The New Jersey Chamber of Commerce has cancelled its 2022 Walk to Washington train trip and congressional dinner but hopes to relaunch the 83-year-old tradition in 2023.
According to a report from ROI-NJ, the organization will instead hold a two-day business summit in Atlantic City next April.
The coronavirus pandemic led to the cancellation of the event earlier this year. As a result of Covid, the Marriott Wardman Park Hotel had closed in March 2020. The hotel remains shuttered, and its contents are set to be auctioned off. Local officials are discussing a plan to convert the hotel into affordable housing.
The Walk to Washington tradition has not been without pitfalls.

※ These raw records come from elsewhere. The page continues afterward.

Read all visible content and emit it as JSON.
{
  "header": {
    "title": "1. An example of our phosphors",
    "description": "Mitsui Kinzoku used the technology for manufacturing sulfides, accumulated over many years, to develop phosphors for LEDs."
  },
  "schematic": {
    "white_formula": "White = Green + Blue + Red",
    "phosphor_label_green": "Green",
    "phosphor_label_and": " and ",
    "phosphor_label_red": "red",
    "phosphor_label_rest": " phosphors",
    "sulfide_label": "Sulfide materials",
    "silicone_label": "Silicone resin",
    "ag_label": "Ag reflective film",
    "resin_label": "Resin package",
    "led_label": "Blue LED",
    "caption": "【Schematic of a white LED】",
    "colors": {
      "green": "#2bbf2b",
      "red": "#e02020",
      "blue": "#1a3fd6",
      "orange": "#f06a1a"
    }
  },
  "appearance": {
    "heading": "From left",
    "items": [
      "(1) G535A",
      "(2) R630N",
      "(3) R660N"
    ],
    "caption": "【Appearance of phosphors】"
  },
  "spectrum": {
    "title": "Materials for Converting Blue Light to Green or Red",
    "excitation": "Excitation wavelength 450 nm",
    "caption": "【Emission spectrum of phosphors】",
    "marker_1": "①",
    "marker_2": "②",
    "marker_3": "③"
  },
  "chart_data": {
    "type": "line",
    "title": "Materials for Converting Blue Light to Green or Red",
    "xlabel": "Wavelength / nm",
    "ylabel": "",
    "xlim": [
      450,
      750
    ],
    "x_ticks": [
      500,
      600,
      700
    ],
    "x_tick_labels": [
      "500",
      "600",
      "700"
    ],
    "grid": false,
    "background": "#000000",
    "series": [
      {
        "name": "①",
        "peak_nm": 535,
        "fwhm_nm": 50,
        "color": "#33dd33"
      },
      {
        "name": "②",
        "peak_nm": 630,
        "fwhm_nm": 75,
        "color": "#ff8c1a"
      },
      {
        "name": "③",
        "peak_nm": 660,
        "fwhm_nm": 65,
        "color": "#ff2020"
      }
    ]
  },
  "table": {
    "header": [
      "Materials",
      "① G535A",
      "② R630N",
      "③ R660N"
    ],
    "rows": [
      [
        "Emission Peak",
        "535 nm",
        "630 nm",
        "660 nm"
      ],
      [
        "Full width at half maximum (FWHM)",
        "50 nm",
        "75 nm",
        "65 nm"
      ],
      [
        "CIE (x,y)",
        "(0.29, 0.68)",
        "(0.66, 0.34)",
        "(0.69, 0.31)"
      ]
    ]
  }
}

In 1996, Princeton Township Committeeman Carl Mayer recorded parts of the chamber train trip as part of a 60 Minutes expose on the relationship between elected officials and lobbyists.
After allegations of sexual harassment, the chamber announced in 2020 that it had banned hard alcohol on the train after a NJ.com published a report called the Chamber’s Walk to Washington and to parties held during the League of Municipalities’ annual conference as hotbeds of sexual predation.
Parties at the chamber event in Washington has even led to the death of a congressman.
In January 1938, Rep. Edward Kenney (D-Cliffside Park) was the keynote speaker at chamber’s dinner at the Carlton Hotel in Washington.
After what may have been an enjoyable evening and unable to travel back to his apartment, the Chamber arranged for Kenney to get a hotel room. He woke up during the night; presumably disoriented and in search of the facilities, he mistook a French window that was eighteen inches from the floor for a door and fell six stories to his death.
Republicans took back the ninth district seat later in the year.